3 Heads & a Tail

Home > Literature > 3 Heads & a Tail > Page 5
3 Heads & a Tail Page 5

by Vickie Johnstone


  “Yeah, it was fun,” she said, and then got that funny déjà vu feeling, like she'd done this before. She also began to feel a bit woozy. Too many pints of ale! Her head began to spin.

  “Are you alright, Josie? You're swaying a little.”

  “Yep, yep, I just drank a little too much,” she said, straightening up and smiling. “I'm fine, really.”

  “Do you want to sit down for a minute? Before we go in, I was wondering if you'd like to go with me to the...”

  Ben didn't get to finish his sentence. The front door flew open and Glen bounded down the steps, almost knocking him over. “Calm down, boy!”

  Glen yelped and bounced around, overjoyed to see his young master.

  “I swear he's trying to tell you something,” laughed Josie, stifling an urge to hiccup. The steps were spinning slightly. “He looks intelligent enough to talk!”

  “Hey, Josie!” came a deep voice through the darkness. It came from the doorway, which was wide open. David was standing there in just his jeans. His muscles rippled in the shadows and his teeth glinted – a perfect, almost unnatural white. He looked like a model for Levis as he stood there, with one arm raised against the doorframe, his bicep bulging. “I missed you, girl!”

  Josie went bright red. Ben looked up with a start and frowned. Glen stopped barking and lay on the ground, whining softly.

  “What's going on?” Ben mumbled to himself, scratching his head.

  Josie just stood there. The ale had definitely kicked in and she realised she was drunk. Everything was moving in a haze, dream-like. She needed to lie down... now!

  “Are you coming in or are you just going to stand there looking confused?” asked David. “I've got some cold beers in my room if you want one.”

  “I f-fink I need some t-tea,” replied Josie.

  “Ay, what?” mumbled Ben.

  He stood and stared as Josie drifted sleepily up the steps towards the doorway. David flicked his hair in his usual nonchalant way, which Ben could only guess was classed as sexy by 99.9999% of the women in the world – and quite a few guys too. Ben froze as Josie's fingers trailed across David's chest as she passed him in the doorway. They both disappeared inside.

  “Damn!” He'd definitely lost more than a game of pool today.

  Sighing, Ben slumped down on the stone steps and replayed what had just happened in his head.

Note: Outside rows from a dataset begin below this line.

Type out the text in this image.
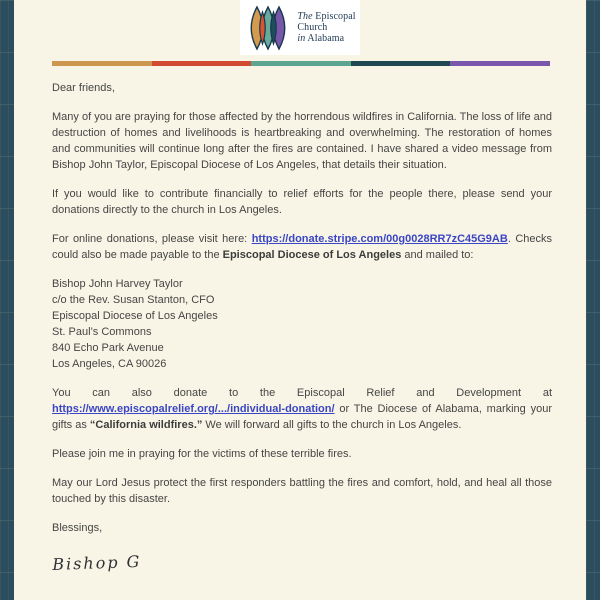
The Episcopal
Church
in Alabama

Dear friends,

Many of you are praying for those affected by the horrendous wildfires in California. The loss of life and destruction of homes and livelihoods is heartbreaking and overwhelming. The restoration of homes and communities will continue long after the fires are contained. I have shared a video message from Bishop John Taylor, Episcopal Diocese of Los Angeles, that details their situation.

If you would like to contribute financially to relief efforts for the people there, please send your donations directly to the church in Los Angeles.

For online donations, please visit here: https://donate.stripe.com/00g0028RR7zC45G9AB. Checks could also be made payable to the Episcopal Diocese of Los Angeles and mailed to:

Bishop John Harvey Taylor
c/o the Rev. Susan Stanton, CFO
Episcopal Diocese of Los Angeles
St. Paul’s Commons
840 Echo Park Avenue
Los Angeles, CA 90026

You can also donate to the Episcopal Relief and Development at https://www.episcopalrelief.org/.../individual-donation/ or The Diocese of Alabama, marking your gifts as “California wildfires.” We will forward all gifts to the church in Los Angeles.

Please join me in praying for the victims of these terrible fires.

May our Lord Jesus protect the first responders battling the fires and comfort, hold, and heal all those touched by this disaster.

Blessings,

Bishop G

He couldn't believe it. It didn't make sense. He thought there was a spark between himself and Josie. Had he imagined it? Glen whined by his feet and put his big, soft head into his lap.

  “Thanks, boy,” said Ben, looking down and ruffling his ears. “I really needed that.”

  Above, the full moon was glowing, nestled in a cloud-free sky. New beginnings, he thought, staring up at it. Silver stars twinkled all around. It was time to stop dreaming. New beginnings...

  Glen

  Sorry, Ben, I wanted to warn you when I realised what was going on, but I had no way of telling you – you wouldn't understand me, me being a dog. Pretty obvious I guess. Not sure what I was thinking there. So here we are, just the two of us, sitting on the step, looking at the moon. Well it's a pretty nice moon. “Voof.” Kinda glowing, it is. Really bright. “Voof, voof.” Oops, he frowned. Best I don't howl at the moon I suppose – guess he won't find that funny tonight.

  David is now on my 'to bite in an ideal world where anything goes' list. In reality, I'd get arrested. Well, Ben would get arrested, and I'd end up in a doggy home or in big doggy trouble at least. It gives me the shivers just thinking about it. I'm not letting David take me for walkies or stroke me ever again. Nope.

  Poor Ben, he looks so sad. I'll just nuzzle him. Yep, he likes that. Nestle my head right there on his lap and look up at him with my big, brown eyes. I know that works wonders! Is that a little smile I see? Okay, maybe not, but he's stopped frowning. I'll just stay like this for a while. Oops, my eye is twitching. It itches! Ooh, my ear is flicking. Flick, flick, please scratch it, Ben, please, doggy please. Ah, nice. Shucks!

  What is Josie thinking? David is totally the wrong choice. They don't match. They are totally different. Like a cat and a dog. Nope, he's not a dog – insult to me. Like a cat and a mouse. That's more like it, David being the cat, of course, 'cos he's looking for a catch and she's it. I didn't think she liked him. I thought she liked Ben. Ben is nice. What's wrong with her?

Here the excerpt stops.